Este artigo de reflexão da ETUI, embora já tenham uns anos, não perde infelizmente a atualidade e fornece-nos uma visão que continua muito real sobre o estado de arte da prevenção do cancro relacionado com o trabalho. Segue a tradução deste artigo.
Cerca de 2,5 milhões de novos casos de
cancro são diagnosticados anualmente na UE. A sua distribuição na população é
uma função de vários fatores, e as condições de trabalho são um grande
contribuinte.
O cancro causa cerca de 1,2 milhões de
mortes por ano, apesar dos avanços no tratamento. É a segunda causa de morte
por doenças cardiovasculares, representando 29% das mortes masculinas (cerca de
700 000 casos por ano) e 23% das mortes femininas (mais de 500 000 casos por
ano). A maioria dos cancros reflete grandes desigualdades sociais. Por mais de
dois séculos, a maioria dos agentes cancerígenos foram identificados por
excesso de mortalidade entre os trabalhadores expostos.
Não existe um sistema da UE para
investigar ativamente os cancros profissionais. Estudos realizados em muitos
países nos últimos anos sublinharam o papel fundamental das condições de
trabalho na desigualdade do cancro. Mentem a opinião tradicional de que as
condições de trabalho desempenham apenas um papel de fronteira no cancro das
mulheres.
Novos
dados consistentes
O projeto Nocca (Cancro Ocupacional
Nórdico) processa uma base de dados comum para os cinco países nórdicos
(Islândia, Noruega, Suécia, Finlândia e Dinamarca).
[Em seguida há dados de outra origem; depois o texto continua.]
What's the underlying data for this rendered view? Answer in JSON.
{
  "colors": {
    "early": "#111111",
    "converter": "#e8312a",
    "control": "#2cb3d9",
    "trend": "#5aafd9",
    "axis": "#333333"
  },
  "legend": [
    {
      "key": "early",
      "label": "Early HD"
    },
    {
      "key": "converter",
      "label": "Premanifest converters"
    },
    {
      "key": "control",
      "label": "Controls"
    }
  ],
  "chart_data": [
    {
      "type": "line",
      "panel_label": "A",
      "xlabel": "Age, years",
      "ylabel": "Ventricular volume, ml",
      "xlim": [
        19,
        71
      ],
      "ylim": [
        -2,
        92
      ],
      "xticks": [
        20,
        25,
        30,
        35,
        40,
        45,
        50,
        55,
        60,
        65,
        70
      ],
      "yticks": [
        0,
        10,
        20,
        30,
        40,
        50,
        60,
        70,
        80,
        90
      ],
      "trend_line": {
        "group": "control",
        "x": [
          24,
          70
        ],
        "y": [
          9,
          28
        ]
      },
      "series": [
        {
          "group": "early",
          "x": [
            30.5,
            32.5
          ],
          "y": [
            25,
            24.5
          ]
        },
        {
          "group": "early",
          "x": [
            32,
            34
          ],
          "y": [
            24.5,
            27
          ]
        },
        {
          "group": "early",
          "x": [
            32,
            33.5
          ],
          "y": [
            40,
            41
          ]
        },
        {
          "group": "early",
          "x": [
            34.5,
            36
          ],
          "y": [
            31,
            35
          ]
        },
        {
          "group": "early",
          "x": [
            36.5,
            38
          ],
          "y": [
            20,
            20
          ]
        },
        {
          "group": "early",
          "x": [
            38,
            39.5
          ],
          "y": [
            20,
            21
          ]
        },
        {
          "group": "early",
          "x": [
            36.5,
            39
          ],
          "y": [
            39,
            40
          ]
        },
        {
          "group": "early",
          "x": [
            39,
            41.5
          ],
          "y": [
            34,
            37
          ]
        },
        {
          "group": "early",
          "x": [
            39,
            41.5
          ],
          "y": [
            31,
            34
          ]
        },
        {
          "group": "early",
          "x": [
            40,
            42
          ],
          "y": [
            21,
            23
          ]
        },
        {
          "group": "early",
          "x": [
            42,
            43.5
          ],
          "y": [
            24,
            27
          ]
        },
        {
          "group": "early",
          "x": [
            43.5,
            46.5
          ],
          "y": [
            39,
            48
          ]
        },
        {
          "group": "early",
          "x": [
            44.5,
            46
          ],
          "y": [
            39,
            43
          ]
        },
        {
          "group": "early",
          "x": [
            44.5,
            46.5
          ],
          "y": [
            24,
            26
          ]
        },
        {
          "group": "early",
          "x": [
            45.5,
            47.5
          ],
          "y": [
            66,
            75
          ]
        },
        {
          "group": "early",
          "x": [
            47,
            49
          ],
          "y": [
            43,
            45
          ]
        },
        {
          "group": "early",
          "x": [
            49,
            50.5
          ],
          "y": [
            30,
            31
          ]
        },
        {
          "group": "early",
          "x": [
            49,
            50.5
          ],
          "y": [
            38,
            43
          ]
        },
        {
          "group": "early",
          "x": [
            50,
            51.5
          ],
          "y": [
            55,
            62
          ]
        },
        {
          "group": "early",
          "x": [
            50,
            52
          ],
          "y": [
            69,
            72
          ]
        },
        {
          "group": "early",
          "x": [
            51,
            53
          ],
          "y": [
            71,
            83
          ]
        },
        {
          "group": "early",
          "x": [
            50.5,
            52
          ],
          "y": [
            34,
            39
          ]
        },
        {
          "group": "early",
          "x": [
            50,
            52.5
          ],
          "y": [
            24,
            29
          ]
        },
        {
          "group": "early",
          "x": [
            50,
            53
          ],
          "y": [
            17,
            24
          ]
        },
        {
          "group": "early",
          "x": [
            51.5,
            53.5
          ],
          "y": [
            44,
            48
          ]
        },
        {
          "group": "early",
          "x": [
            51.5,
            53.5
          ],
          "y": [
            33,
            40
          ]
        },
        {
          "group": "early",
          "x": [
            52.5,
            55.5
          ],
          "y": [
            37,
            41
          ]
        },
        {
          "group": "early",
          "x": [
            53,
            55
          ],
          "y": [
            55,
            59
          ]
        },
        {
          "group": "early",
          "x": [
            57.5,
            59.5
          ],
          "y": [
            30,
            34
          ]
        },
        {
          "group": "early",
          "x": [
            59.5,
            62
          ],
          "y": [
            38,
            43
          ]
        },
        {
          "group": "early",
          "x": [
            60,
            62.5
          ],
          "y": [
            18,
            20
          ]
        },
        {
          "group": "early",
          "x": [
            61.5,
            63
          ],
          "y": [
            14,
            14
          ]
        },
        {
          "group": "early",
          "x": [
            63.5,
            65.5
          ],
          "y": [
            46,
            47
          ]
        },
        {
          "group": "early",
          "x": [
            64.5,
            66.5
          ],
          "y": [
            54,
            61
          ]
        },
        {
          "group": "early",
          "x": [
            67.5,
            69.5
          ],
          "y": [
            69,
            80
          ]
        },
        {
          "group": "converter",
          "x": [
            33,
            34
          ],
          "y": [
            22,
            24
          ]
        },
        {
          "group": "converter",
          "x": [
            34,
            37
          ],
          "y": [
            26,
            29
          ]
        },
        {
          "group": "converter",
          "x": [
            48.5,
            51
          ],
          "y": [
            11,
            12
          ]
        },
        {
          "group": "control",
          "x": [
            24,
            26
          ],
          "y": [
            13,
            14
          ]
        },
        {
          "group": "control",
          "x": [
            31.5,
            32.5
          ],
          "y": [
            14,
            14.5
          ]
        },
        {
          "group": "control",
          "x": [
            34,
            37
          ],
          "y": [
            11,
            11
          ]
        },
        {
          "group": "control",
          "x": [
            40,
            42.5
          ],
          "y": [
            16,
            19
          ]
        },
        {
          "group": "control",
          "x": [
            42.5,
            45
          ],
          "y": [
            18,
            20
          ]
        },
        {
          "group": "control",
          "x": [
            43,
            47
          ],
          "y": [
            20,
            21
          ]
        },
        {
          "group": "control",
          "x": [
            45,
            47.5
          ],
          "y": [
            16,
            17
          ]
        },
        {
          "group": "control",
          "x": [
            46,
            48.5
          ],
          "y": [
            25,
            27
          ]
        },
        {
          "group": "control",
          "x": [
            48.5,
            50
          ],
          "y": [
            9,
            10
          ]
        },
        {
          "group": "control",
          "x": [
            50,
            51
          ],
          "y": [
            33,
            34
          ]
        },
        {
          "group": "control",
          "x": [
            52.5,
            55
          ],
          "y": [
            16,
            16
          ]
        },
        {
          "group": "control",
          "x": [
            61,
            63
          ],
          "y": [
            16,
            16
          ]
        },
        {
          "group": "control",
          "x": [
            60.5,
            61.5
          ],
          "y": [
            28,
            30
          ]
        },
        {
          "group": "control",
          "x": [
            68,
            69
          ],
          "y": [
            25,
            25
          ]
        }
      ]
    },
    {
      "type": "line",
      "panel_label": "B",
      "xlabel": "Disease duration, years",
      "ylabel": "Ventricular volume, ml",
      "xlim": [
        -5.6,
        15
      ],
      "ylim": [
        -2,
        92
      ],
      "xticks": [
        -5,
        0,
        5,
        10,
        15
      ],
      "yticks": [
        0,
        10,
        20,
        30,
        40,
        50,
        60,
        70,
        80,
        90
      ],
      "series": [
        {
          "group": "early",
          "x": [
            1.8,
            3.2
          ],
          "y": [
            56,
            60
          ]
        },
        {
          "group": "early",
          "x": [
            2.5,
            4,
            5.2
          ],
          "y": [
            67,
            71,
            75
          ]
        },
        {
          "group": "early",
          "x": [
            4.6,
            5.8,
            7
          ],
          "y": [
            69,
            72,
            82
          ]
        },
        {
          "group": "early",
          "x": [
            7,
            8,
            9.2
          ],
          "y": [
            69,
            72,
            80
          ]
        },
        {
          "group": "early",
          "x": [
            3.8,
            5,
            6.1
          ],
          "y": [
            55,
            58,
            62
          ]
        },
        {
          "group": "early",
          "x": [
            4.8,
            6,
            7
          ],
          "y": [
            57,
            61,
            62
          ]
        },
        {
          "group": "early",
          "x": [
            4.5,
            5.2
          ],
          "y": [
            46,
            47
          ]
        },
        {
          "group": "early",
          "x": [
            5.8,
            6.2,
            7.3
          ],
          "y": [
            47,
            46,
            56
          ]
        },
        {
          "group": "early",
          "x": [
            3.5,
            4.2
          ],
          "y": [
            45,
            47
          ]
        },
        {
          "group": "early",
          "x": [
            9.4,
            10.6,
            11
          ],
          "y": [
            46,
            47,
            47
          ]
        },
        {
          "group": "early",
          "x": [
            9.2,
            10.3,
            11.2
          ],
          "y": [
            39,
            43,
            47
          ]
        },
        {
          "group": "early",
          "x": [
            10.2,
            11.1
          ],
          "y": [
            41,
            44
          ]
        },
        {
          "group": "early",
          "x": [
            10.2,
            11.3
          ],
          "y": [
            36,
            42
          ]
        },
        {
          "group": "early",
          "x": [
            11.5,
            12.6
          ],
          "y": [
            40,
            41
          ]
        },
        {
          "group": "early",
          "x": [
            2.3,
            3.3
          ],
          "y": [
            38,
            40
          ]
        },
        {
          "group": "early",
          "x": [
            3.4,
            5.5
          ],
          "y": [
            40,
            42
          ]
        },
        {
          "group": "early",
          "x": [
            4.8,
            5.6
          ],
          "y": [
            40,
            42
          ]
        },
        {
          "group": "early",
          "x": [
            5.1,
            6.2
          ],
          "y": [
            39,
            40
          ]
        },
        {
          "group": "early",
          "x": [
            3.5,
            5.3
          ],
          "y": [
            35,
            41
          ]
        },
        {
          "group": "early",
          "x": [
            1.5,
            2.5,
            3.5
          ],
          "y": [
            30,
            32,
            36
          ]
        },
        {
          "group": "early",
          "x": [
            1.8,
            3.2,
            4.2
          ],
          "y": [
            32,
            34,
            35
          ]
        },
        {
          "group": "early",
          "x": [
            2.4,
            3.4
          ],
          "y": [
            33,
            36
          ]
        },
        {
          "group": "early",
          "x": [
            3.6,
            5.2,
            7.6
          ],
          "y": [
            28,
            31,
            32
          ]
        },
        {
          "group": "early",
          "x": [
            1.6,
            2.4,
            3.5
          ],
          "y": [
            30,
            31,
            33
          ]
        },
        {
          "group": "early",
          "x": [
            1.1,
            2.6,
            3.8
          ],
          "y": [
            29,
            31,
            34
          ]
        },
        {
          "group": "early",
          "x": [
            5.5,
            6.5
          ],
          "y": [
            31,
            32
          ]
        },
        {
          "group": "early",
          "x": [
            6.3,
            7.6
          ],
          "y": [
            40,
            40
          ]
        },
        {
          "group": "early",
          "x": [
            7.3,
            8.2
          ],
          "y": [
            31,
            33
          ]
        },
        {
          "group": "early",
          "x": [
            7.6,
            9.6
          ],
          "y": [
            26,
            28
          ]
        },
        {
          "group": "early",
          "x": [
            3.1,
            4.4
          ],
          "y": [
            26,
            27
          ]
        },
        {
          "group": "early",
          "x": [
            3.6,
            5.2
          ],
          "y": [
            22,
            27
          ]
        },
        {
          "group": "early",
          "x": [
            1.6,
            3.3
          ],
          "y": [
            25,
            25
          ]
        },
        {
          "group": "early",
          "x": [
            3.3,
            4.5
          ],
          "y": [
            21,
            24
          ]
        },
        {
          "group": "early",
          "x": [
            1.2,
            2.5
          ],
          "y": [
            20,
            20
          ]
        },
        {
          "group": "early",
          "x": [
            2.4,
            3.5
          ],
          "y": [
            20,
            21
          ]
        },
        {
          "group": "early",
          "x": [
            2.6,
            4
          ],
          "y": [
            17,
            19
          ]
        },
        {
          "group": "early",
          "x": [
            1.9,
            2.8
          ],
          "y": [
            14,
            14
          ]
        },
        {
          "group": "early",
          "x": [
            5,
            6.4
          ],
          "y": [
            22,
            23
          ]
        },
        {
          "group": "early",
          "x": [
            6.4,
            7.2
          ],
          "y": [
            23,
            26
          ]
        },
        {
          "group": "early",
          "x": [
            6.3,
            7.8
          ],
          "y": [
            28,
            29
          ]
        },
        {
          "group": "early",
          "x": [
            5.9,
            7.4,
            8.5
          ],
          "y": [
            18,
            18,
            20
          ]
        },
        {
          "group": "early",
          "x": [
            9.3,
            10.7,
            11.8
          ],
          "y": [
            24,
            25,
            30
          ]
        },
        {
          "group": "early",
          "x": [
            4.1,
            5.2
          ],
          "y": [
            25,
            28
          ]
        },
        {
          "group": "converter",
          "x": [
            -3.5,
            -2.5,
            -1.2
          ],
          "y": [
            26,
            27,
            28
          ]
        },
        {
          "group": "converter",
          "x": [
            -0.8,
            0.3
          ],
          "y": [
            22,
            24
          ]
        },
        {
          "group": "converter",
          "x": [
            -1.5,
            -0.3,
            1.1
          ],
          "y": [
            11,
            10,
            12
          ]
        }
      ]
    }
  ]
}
É uma ferramenta
estatística particularmente poderosa, registando 2,8 milhões de casos de cancro
em profissões desempenhadas por 15 milhões de pessoas ao longo de quatro
décadas (desde o início dos anos 60 até o final dos anos 90).
Em alguns casos, fundamenta ainda
ligações estabelecidas como o cancro da pele entre pescadores e agricultores
que trabalham ao ar livre, cancros das cavidades nasais entre os trabalhadores
da madeira, uma variedade de cancros na indústria da construção onde os
trabalhadores estão expostos a muitos agentes cancerígenos.
Mas o projeto também fez novas
descobertas, identificando, por exemplo, uma maior prevalência de cancros orais
e vaginais entre as trabalhadoras da indústria química; cancros da pele, mama
(feminino e masculino) e ovário entre os trabalhadores da impressão; e cancro
da tiroide entre as mulheres trabalhadoras agrícolas.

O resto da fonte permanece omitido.